Basically, I think people obsess about innocence and purity as a power thing. Either they get a powerful feeling thinking they affected your life by taking it from you or changing you from pure to always wanting sex with them, or because they like to kick people when they are down with virtues and morals they don't even want to follow themselves. It's amazing how many people who had sex look down on people who just had sex.
 

lacktheknack

Je suis joined jewels.
Jan 19, 2009
19,305
0
0
Lord Garnaat said:
The way I see sex before marriage is this: I would prefer people didn't, but there isn't anything that can be done to stop it. If I met a girl whom I genuinely loved, and it turned out she wasn't a virgin, I would look past it because it isn't overly important. I feel that sleeping around is an unnecessary complication, but I wouldn't let it get in the way of things that are more crucial to a happy relationship than that.
This.

I'm perfectly fine (and actively strive) to remain a virgin until the right one shows up, because I highly value monogamy. I'm wolf-like that way.

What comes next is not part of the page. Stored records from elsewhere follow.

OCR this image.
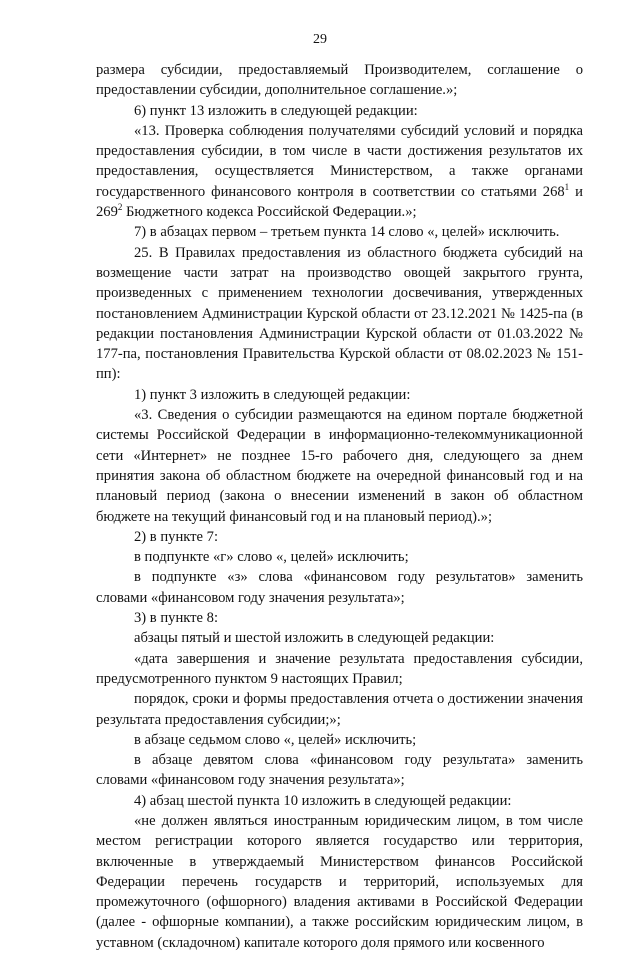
29

размера субсидии, предоставляемый Производителем, соглашение о предоставлении субсидии, дополнительное соглашение.»;

6) пункт 13 изложить в следующей редакции:

«13. Проверка соблюдения получателями субсидий условий и порядка предоставления субсидии, в том числе в части достижения результатов их предоставления, осуществляется Министерством, а также органами государственного финансового контроля в соответствии со статьями $268^1$ и $269^2$ Бюджетного кодекса Российской Федерации.»;

7) в абзацах первом – третьем пункта 14 слово «, целей» исключить.

25. В Правилах предоставления из областного бюджета субсидий на возмещение части затрат на производство овощей закрытого грунта, произведенных с применением технологии досвечивания, утвержденных постановлением Администрации Курской области от 23.12.2021 № 1425-па (в редакции постановления Администрации Курской области от 01.03.2022 № 177-па, постановления Правительства Курской области от 08.02.2023 № 151-пп):

1) пункт 3 изложить в следующей редакции:

«3. Сведения о субсидии размещаются на едином портале бюджетной системы Российской Федерации в информационно-телекоммуникационной сети «Интернет» не позднее 15-го рабочего дня, следующего за днем принятия закона об областном бюджете на очередной финансовый год и на плановый период (закона о внесении изменений в закон об областном бюджете на текущий финансовый год и на плановый период).»;

2) в пункте 7:

в подпункте «г» слово «, целей» исключить;

в подпункте «з» слова «финансовом году результатов» заменить словами «финансовом году значения результата»;

3) в пункте 8:

абзацы пятый и шестой изложить в следующей редакции:

«дата завершения и значение результата предоставления субсидии, предусмотренного пунктом 9 настоящих Правил;

порядок, сроки и формы предоставления отчета о достижении значения результата предоставления субсидии;»;

в абзаце седьмом слово «, целей» исключить;

в абзаце девятом слова «финансовом году результата» заменить словами «финансовом году значения результата»;

4) абзац шестой пункта 10 изложить в следующей редакции:

«не должен являться иностранным юридическим лицом, в том числе местом регистрации которого является государство или территория, включенные в утверждаемый Министерством финансов Российской Федерации перечень государств и территорий, используемых для промежуточного (офшорного) владения активами в Российской Федерации (далее - офшорные компании), а также российским юридическим лицом, в уставном (складочном) капитале которого доля прямого или косвенного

It has little to do with innocence and more to do with commitment, but that's not what the OP is trying to get at. In terms of innocence... well, no one's truly innocent, so why does it matter?
 

Daveman

has tits and is on fire
Jan 8, 2009
4,201
0
0
I do find it amusing when people suggest it'll be terrible if she's not a virgin, or been around the block a few times, because the girl won't be as tight downstairs. Personal experience has told me that tight is generally uncomfortable and you have to be pretty arrogant to think you're definitely going to have difficulty fitting it in. I mean it's impressive but also kinda sad, in the same way as somebody having to duck every time they go through a door.